Considerazioni emerse
Quando si lavora in gruppo si crea un’alchimia che porta i temi proposti su strade imprevedibili e personali, e l’arricchimento è sempre reciproco. Condivido con voi le considerazioni emerse con le educatrici.
1) Dedichiamo un tempo insufficiente all’approfondimento delle tematiche nuove. Mancano occasioni per l’esplorazione e un momento di confronto professionale collettivo e di autoanalisi.
2) Spesso ai bambin* proponiamo esperienze ‘accelerate’ ovvero chiedendo loro elaborazioni, senza prima averli lasciati familiarizzare con gli strumenti da utilizzare, o non concedendo il tempo giusto di sperimentazione.
3) La natura la conosciamo poco e poco la esploriamo. Per un’esperienza votata all’autonomia di bambini e bambine, sperimentiamo in prima persona ciò che chiediamo loro. Cosi sapremo renderlo davvero accessibile.
4) Circoscriviamo e definiamo nel dettaglio gli obiettivi che vogliamo raggiungere.

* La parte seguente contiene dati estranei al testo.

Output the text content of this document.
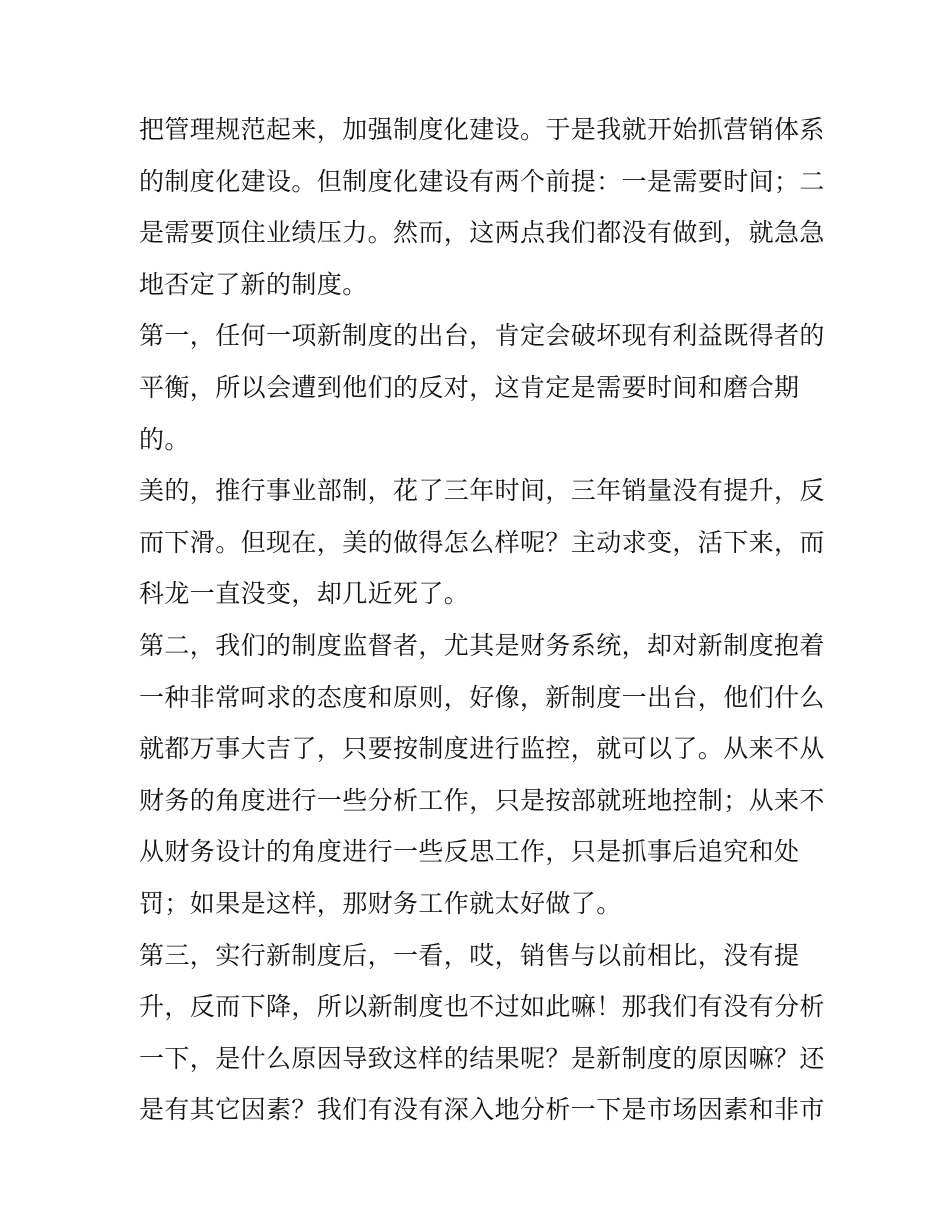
把管理规范起来，加强制度化建设。于是我就开始抓营销体系
的制度化建设。但制度化建设有两个前提：一是需要时间；二
是需要顶住业绩压力。然而，这两点我们都没有做到，就急急
地否定了新的制度。
第一，任何一项新制度的出台，肯定会破坏现有利益既得者的
平衡，所以会遭到他们的反对，这肯定是需要时间和磨合期
的。
美的，推行事业部制，花了三年时间，三年销量没有提升，反
而下滑。但现在，美的做得怎么样呢？主动求变，活下来，而
科龙一直没变，却几近死了。
第二，我们的制度监督者，尤其是财务系统，却对新制度抱着
一种非常呵求的态度和原则，好像，新制度一出台，他们什么
就都万事大吉了，只要按制度进行监控，就可以了。从来不从
财务的角度进行一些分析工作，只是按部就班地控制；从来不
从财务设计的角度进行一些反思工作，只是抓事后追究和处
罚；如果是这样，那财务工作就太好做了。
第三，实行新制度后，一看，哎，销售与以前相比，没有提
升，反而下降，所以新制度也不过如此嘛！那我们有没有分析
一下，是什么原因导致这样的结果呢？是新制度的原因嘛？还
是有其它因素？我们有没有深入地分析一下是市场因素和非市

Alterniamo strumenti e metodi per capire se, e come, i messaggi corretti in termini teorici, siano o meno carenti nella traduzione pratica.
5) Il lavoro di ricerca è utile innanzitutto a noi per non smettere di stupirci e di coltivare la nostra creatività. Più ci mettiamo in gioco più ci muoviamo con leggerezza.  Guardare ‘piano’ ci connette a nuove sensazioni, con effetti anche vertiginosi rispetto alle certezze costruite e alle abitudini prese.